Bilindiği ve 16.5.1956 gün, 1/6 sayılı İçtihadı Birleştirme Kararında belirtildiği üzere, usulü dairesinde verilmiş bir kamulaştırma kararı olmadan ve bedeli ödenmeden taşınmazına el konulan kimse, ilgili kamu tüzel kişisi aleyhine el atmanın önlenmesi davası açabileceği gibi, değer karşılığının verilmesini de isteyebilir.
Bu noktada, kamulaştırmasız el koyma olgusunun kabul edilebilmesi için, kamulaştırma ile elkoyma yetkisi kendisine tanınmış olan gerçek veya özel ve kamu tüzelkişiliği olan kimsenin, kamu yararı gerektirdiği için el koymuş olması gerekir. (Ali Arcak-Edip Doğrusöz,Kamulaştırmasız Elkoyma. Ankara 1992-S:20)
Şu da eklenmelidir ki; Devlet ve Kamu tüzelkişileri tarafından kamu yararına lüzumlu işlere tahsis edilmek üzere taşınmaza el konulmasının kamulaştırmasız el koyma olarak kabul edilebilmesi için, bunun süreklilik arzetmesi ve malikin taşınmazdan yararlanmasının engellenmesi gerekir.
Somut olayda; davacının, tapuda 1230/77920 pay maliki olduğu 31030 metrekare yüzölçümündeki 1107 parsel sayılı taşınmazın 2560 metrekarelik bölümüne yol yapılmak suretiyle kamulaştırmasız el konulduğu sabittir. Fen bilirkişi tarafından düzenlenen 24.05.2004 tarihli krokili raporda; davalı idarece, dava konusu parselin 2560 metrekarelik kısmına yol açmak, asfaltlamak ve trafiğe açmak suretiyle fiilen el atıldığı ifade edilmiştir.

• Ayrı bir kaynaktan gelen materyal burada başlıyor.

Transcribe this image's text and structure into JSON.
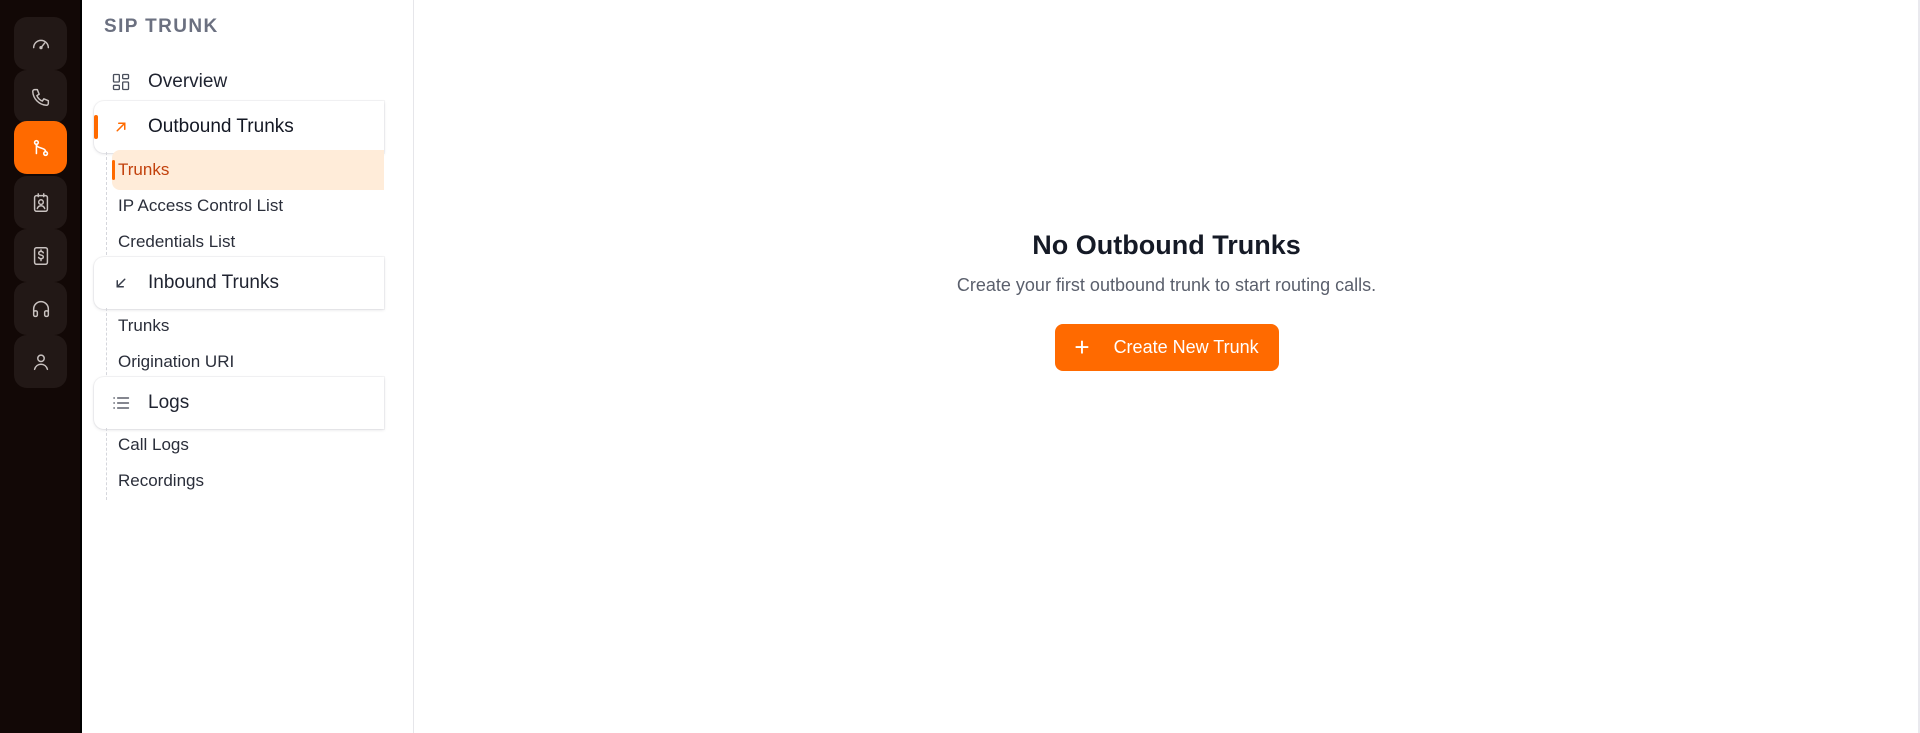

Dava konusu taşınmazın 84160 numaralı kesin parselasyon planı kapsamında Karşıyaka Mezarlığı gelişme alanı içerisinde kaldığı ve ağaçlandırılacak alan olarak ayrıldığı; anılan Parselasyon planının tescil aşamasında olduğu davalı idarece bildirilmiştir.
Yine davalı Ankara Büyükşehir Belediye Başkanlığı’nca; dava konusu alanda, 5216 sayılı Büyükşehir Belediyesi Kanununun 7. maddesinin (S) bendine göre Ankara Mezarlığının sorumluluğunun Ankara Büyükşehir Belediyesinde olduğu belirtilmiştir.

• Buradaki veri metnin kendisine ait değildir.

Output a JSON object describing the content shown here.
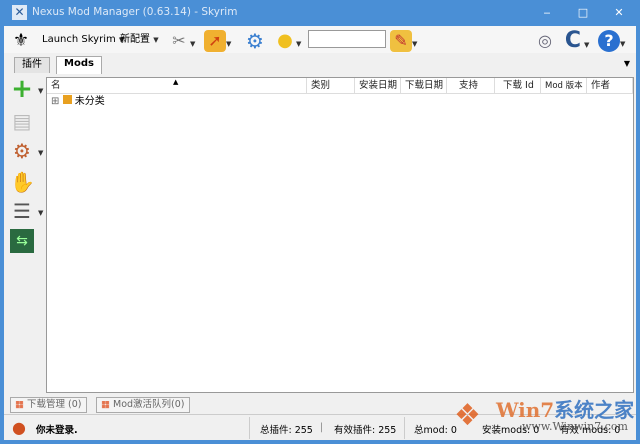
{
  "window": {
    "title": "Nexus Mod Manager (0.63.14) - Skyrim",
    "minimize": "‒",
    "maximize": "□",
    "close": "✕"
  },
  "toolbar": {
    "launch": "Launch Skyrim",
    "profile": "新配置",
    "search_value": ""
  },
  "tabs": [
    {
      "label": "插件"
    },
    {
      "label": "Mods"
    }
  ],
  "columns": [
    "名",
    "类别",
    "安装日期",
    "下载日期",
    "支持",
    "下载 Id",
    "Mod 版本",
    "作者"
  ],
  "rows": [
    {
      "label": "未分类",
      "expander": "⊞"
    }
  ],
  "bottom_tabs": [
    {
      "label": "下载管理 (0)"
    },
    {
      "label": "Mod激活队列(0)"
    }
  ],
  "status": {
    "login": "你未登录.",
    "total_plugins": "总插件: 255",
    "sep": "|",
    "active_plugins": "有效插件:  255",
    "total_mods": "总mod: 0",
    "installed_mods": "安装mods: 0",
    "active_mods": "有效 mods: 0"
  },
  "watermark": {
    "text": "Win7系统之家",
    "url": "www.Winwin7.com"
  }
}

Nitekim, dava konusu taşınmazın kamulaştırılması için davalı idarece 29.05.1997 gün, 2013/3207 sayılı kamu yararı kararı alınmış, ancak kamulaştırma işlemi tamamlanmamıştır.

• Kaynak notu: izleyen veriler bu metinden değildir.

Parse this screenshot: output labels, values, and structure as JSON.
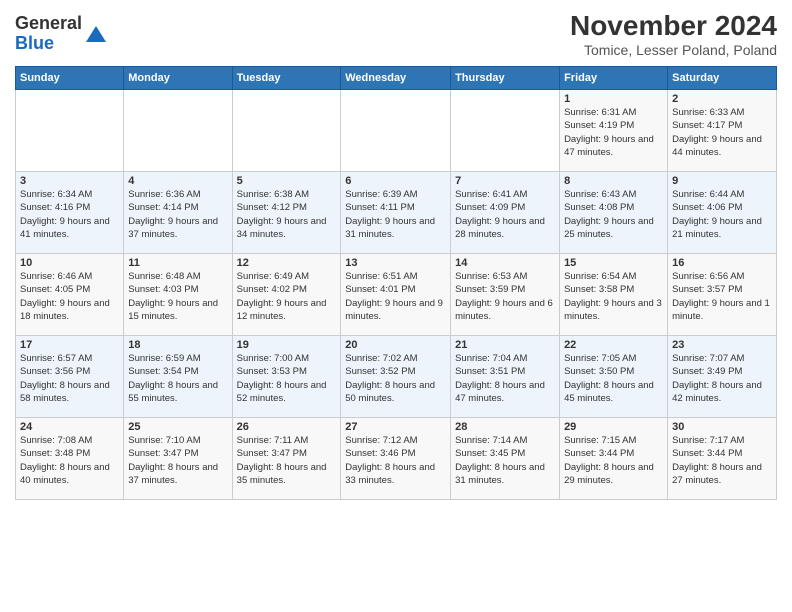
{
  "logo": {
    "general": "General",
    "blue": "Blue"
  },
  "title": "November 2024",
  "subtitle": "Tomice, Lesser Poland, Poland",
  "days_of_week": [
    "Sunday",
    "Monday",
    "Tuesday",
    "Wednesday",
    "Thursday",
    "Friday",
    "Saturday"
  ],
  "weeks": [
    [
      {
        "day": "",
        "info": ""
      },
      {
        "day": "",
        "info": ""
      },
      {
        "day": "",
        "info": ""
      },
      {
        "day": "",
        "info": ""
      },
      {
        "day": "",
        "info": ""
      },
      {
        "day": "1",
        "info": "Sunrise: 6:31 AM\nSunset: 4:19 PM\nDaylight: 9 hours and 47 minutes."
      },
      {
        "day": "2",
        "info": "Sunrise: 6:33 AM\nSunset: 4:17 PM\nDaylight: 9 hours and 44 minutes."
      }
    ],
    [
      {
        "day": "3",
        "info": "Sunrise: 6:34 AM\nSunset: 4:16 PM\nDaylight: 9 hours and 41 minutes."
      },
      {
        "day": "4",
        "info": "Sunrise: 6:36 AM\nSunset: 4:14 PM\nDaylight: 9 hours and 37 minutes."
      },
      {
        "day": "5",
        "info": "Sunrise: 6:38 AM\nSunset: 4:12 PM\nDaylight: 9 hours and 34 minutes."
      },
      {
        "day": "6",
        "info": "Sunrise: 6:39 AM\nSunset: 4:11 PM\nDaylight: 9 hours and 31 minutes."
      },
      {
        "day": "7",
        "info": "Sunrise: 6:41 AM\nSunset: 4:09 PM\nDaylight: 9 hours and 28 minutes."
      },
      {
        "day": "8",
        "info": "Sunrise: 6:43 AM\nSunset: 4:08 PM\nDaylight: 9 hours and 25 minutes."
      },
      {
        "day": "9",
        "info": "Sunrise: 6:44 AM\nSunset: 4:06 PM\nDaylight: 9 hours and 21 minutes."
      }
    ],
    [
      {
        "day": "10",
        "info": "Sunrise: 6:46 AM\nSunset: 4:05 PM\nDaylight: 9 hours and 18 minutes."
      },
      {
        "day": "11",
        "info": "Sunrise: 6:48 AM\nSunset: 4:03 PM\nDaylight: 9 hours and 15 minutes."
      },
      {
        "day": "12",
        "info": "Sunrise: 6:49 AM\nSunset: 4:02 PM\nDaylight: 9 hours and 12 minutes."
      },
      {
        "day": "13",
        "info": "Sunrise: 6:51 AM\nSunset: 4:01 PM\nDaylight: 9 hours and 9 minutes."
      },
      {
        "day": "14",
        "info": "Sunrise: 6:53 AM\nSunset: 3:59 PM\nDaylight: 9 hours and 6 minutes."
      },
      {
        "day": "15",
        "info": "Sunrise: 6:54 AM\nSunset: 3:58 PM\nDaylight: 9 hours and 3 minutes."
      },
      {
        "day": "16",
        "info": "Sunrise: 6:56 AM\nSunset: 3:57 PM\nDaylight: 9 hours and 1 minute."
      }
    ],
    [
      {
        "day": "17",
        "info": "Sunrise: 6:57 AM\nSunset: 3:56 PM\nDaylight: 8 hours and 58 minutes."
      },
      {
        "day": "18",
        "info": "Sunrise: 6:59 AM\nSunset: 3:54 PM\nDaylight: 8 hours and 55 minutes."
      },
      {
        "day": "19",
        "info": "Sunrise: 7:00 AM\nSunset: 3:53 PM\nDaylight: 8 hours and 52 minutes."
      },
      {
        "day": "20",
        "info": "Sunrise: 7:02 AM\nSunset: 3:52 PM\nDaylight: 8 hours and 50 minutes."
      },
      {
        "day": "21",
        "info": "Sunrise: 7:04 AM\nSunset: 3:51 PM\nDaylight: 8 hours and 47 minutes."
      },
      {
        "day": "22",
        "info": "Sunrise: 7:05 AM\nSunset: 3:50 PM\nDaylight: 8 hours and 45 minutes."
      },
      {
        "day": "23",
        "info": "Sunrise: 7:07 AM\nSunset: 3:49 PM\nDaylight: 8 hours and 42 minutes."
      }
    ],
    [
      {
        "day": "24",
        "info": "Sunrise: 7:08 AM\nSunset: 3:48 PM\nDaylight: 8 hours and 40 minutes."
      },
      {
        "day": "25",
        "info": "Sunrise: 7:10 AM\nSunset: 3:47 PM\nDaylight: 8 hours and 37 minutes."
      },
      {
        "day": "26",
        "info": "Sunrise: 7:11 AM\nSunset: 3:47 PM\nDaylight: 8 hours and 35 minutes."
      },
      {
        "day": "27",
        "info": "Sunrise: 7:12 AM\nSunset: 3:46 PM\nDaylight: 8 hours and 33 minutes."
      },
      {
        "day": "28",
        "info": "Sunrise: 7:14 AM\nSunset: 3:45 PM\nDaylight: 8 hours and 31 minutes."
      },
      {
        "day": "29",
        "info": "Sunrise: 7:15 AM\nSunset: 3:44 PM\nDaylight: 8 hours and 29 minutes."
      },
      {
        "day": "30",
        "info": "Sunrise: 7:17 AM\nSunset: 3:44 PM\nDaylight: 8 hours and 27 minutes."
      }
    ]
  ]
}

Tüm bu olgular birlikte değerlendirildiğinde; dava konusu taşınmazın 2560 metrekarelik bölümüne davalı Ankara Büyükşehir Belediye Başkanlığınca yol yapılmak suretiyle kamulaştırmasız el atıldığı kuşku ve duraksamadan uzaktır.
Şu hale göre; Yerel Mahkemenin, davalı Ankara Büyükşehir Belediye Başkanlığınca taşınmaza kamulaştırmasız el atıldığına ilişkin direnme kararı yerinde olup; hükme esas alınan bilirkişi raporunda arsa niteliğindeki taşınmaza emsal mukayesesi yapılarak değer biçilmesi de yöntem itibarıyla doğrudur.
Ne var ki Mahkemece; kamulaştırmasız el atılan 2560 metrekarelik bölümden, davacının 1230/77920 payına isabet eden kamulaştırmasız el koyma karşılığına hükmedilmesi gerekirken; taşınmazın tamamı üzerinden davacı payı hesaplanarak, kamulaştırmasız el koyma karşılığına fazla hükmedilmiş olması usul ve yasaya aykırıdır. Bu nedenle direnme kararı bozulmalıdır.
SONUÇ: Davalı vekilinin temyiz itirazlarının kabulü ile, direnme kararının Özel Daire bozma gerekçesi değiştirilerek, yukarıda açıklanan nedenlerden dolayı BOZULMASINA, istek halinde temyiz peşin harcının iadesine, 27.9.2006 gününde oybirliği ile karar verildi.